If I need to escape into a daydream and flip through my mental memory rolodex, I instantly transport to an empty and undulating desert highway. The late evening summer sun is finally settling behind a far-off mountain range. Every color in view is another shade of reddish brown. It’s been hours since civilization, and my speedometer is reading around 80mph.
I have no radio signal, but for some reason my phone is able to stream a Royals game. The slow pace and the uneventfulness of several scoreless innings are well-matched to the static landscape all around. Nothing out here is moving but me and I can barely notice that either.
This is southeastern California, there is no sparkly beach or buildings or congested population. This is no-man’s land.
It was already late afternoon when I finally picked this route to Lake Havasu. I was worn out with the traffic leaving San Diego; it took awhile to decide which way to escape that mob. I probably should have stopped earlier at Joshua Tree, but I was so detached and oblivious from our week of vacationing, that I missed it altogether…
Nope, out here, there is no National Park. It’s not pretty enough for that. This is just barren desert.
Eighty miles per hour may seem fast for a narrow two-lane. Without even a chance of seeing a patrol car, I could have easily added another ten. I kept it somewhat reasonable though, since every couple miles, the road dropped out from under me for a hundred feet at a time. Calling them ‘dips’ doesn’t give these cutouts much credit. I think these reverse bridges are designed to let water cross the road, in the slim chance that rain ever finds this place. This strip of asphalt is one long sandy roller coaster.
I wasn’t quite lonely out there. I was so far removed from the real world that Roxy lying silently in the back was companionship enough.
Two hours back, there was a four-way crossing. A sandblasted brick box used to be a service station. I slowed down as I got near. There were two relics resembling gas pumps. Both were occupied. One with a large red-caked old Winnebago and at the other a frustrated soccer mom stood by her SUV. I passed on through, with a foolish confidence. My gauge read just over half. Surely enough to make it one of the other towns on this map…
I came upon them, every 40 miles or so. Back in history there was an established town there. At least I would guess that’s why the map showed a name. They were now nothing but tumbleweeds and rock. My journeying wasn’t limitless, the tank only holds so much. This road is much longer than I had thought it to be. The fuel stops I hoped where there; weren’t. I motored forward into the young desert night, not knowing when I might run out and then how soon help might arrive.

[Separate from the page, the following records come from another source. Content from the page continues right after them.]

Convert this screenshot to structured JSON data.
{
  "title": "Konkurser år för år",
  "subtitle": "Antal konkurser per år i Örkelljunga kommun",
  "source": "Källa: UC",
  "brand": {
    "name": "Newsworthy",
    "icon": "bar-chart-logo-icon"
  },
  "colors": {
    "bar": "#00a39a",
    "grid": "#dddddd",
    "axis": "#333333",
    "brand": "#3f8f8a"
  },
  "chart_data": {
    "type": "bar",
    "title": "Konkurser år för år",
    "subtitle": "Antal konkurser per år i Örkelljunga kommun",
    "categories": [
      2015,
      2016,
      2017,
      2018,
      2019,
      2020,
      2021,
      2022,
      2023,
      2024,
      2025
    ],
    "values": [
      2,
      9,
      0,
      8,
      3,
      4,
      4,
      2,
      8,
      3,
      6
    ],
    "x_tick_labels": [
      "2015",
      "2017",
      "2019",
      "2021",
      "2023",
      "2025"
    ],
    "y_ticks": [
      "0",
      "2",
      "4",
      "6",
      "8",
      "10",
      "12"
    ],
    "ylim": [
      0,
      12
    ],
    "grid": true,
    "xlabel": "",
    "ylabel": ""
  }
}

This is the sort of place that isn’t on the way to anywhere. Most people wouldn’t have a reason to be this far out in the desert. I knew I would need to be on-guard if stranded here… Finally, after a couple long hours watching the needle of my gauge dropping, I drove up to a general store. There were gas pumps with electricity. A 4×4 highway patrolman sat across the road. But sadly the place was locked up, and pumps on the fritz. Dang, I had to pee…
Nothing to do, but head back out there, now with less than a quarter tank, I still had miles to go. My nervousness was on constant increase on that last stretch heading into Arizona. The pastel pinks and purples of the clear sky darkened into navy then midnight blue. In the distance I finally saw tiny spots of yellow, it was Parker, a real city perched alongside the Colorado River.
I don’t think I had but a few fumes left, when I pulled into the Terrible’s Quick Stop and let Roxy out the back. I was hungry from a long day on the road. I still had to find a place to camp for the night. I narrowly avoided being stuck in that desert. It was real relief to hear fuel gushing through the hose.
I drove around 3800 miles on that trip from Princeton, KS to San Diego and back. That late evening blast across the sandy moonscape of California was maybe my favorite of the trip. It was a bookended moment in time that etched itself into memory. I was enchanted with the area. I was maybe in actual danger. I drove along a razor’s edge at 80mph and damn, it was fun.
My life here at home is pretty pedestrian in comparison to that night. I have routines and awesome moments with my girls and I’m glad that I don’t fear for our safety here. I wouldn’t want a Mad Max existence, barreling around constantly in battle for survival. On that night though, I began to question the boundaries of my safety net. I powered myself right into that problem, and luckily coasted on out.
Memories are hard to make, when everything is perfect. Those times when it all goes right, can be somehow forgettable. Like I said back on the first line of this story, when I daydream, I find myself way out there, so far from home and uneasy in my seat. That was an experience of real adventure and the impression upon the mind is vivid.
Scarcity can be so satisfying in hindsight. I did make it through; there was no disaster at all. I probably had a mile or two to spare even. I entertained more fear than necessary. It was special though, that drive across nowhere.
Without surprises, those other segments of the trip were curiously forgettable. All those well-fueled and carefully planned miles I navigated fade into the mundane. I guess it’s ironic, to think I spend a lot of my energy planning to avoid life’s problems…
I guess the moral of this one, is to appreciate the unrest, the lack and the will to drive where others don’t. These might just be the only memories to cherish someday. The ‘normal’ ones could blow away like the dust, in the wind.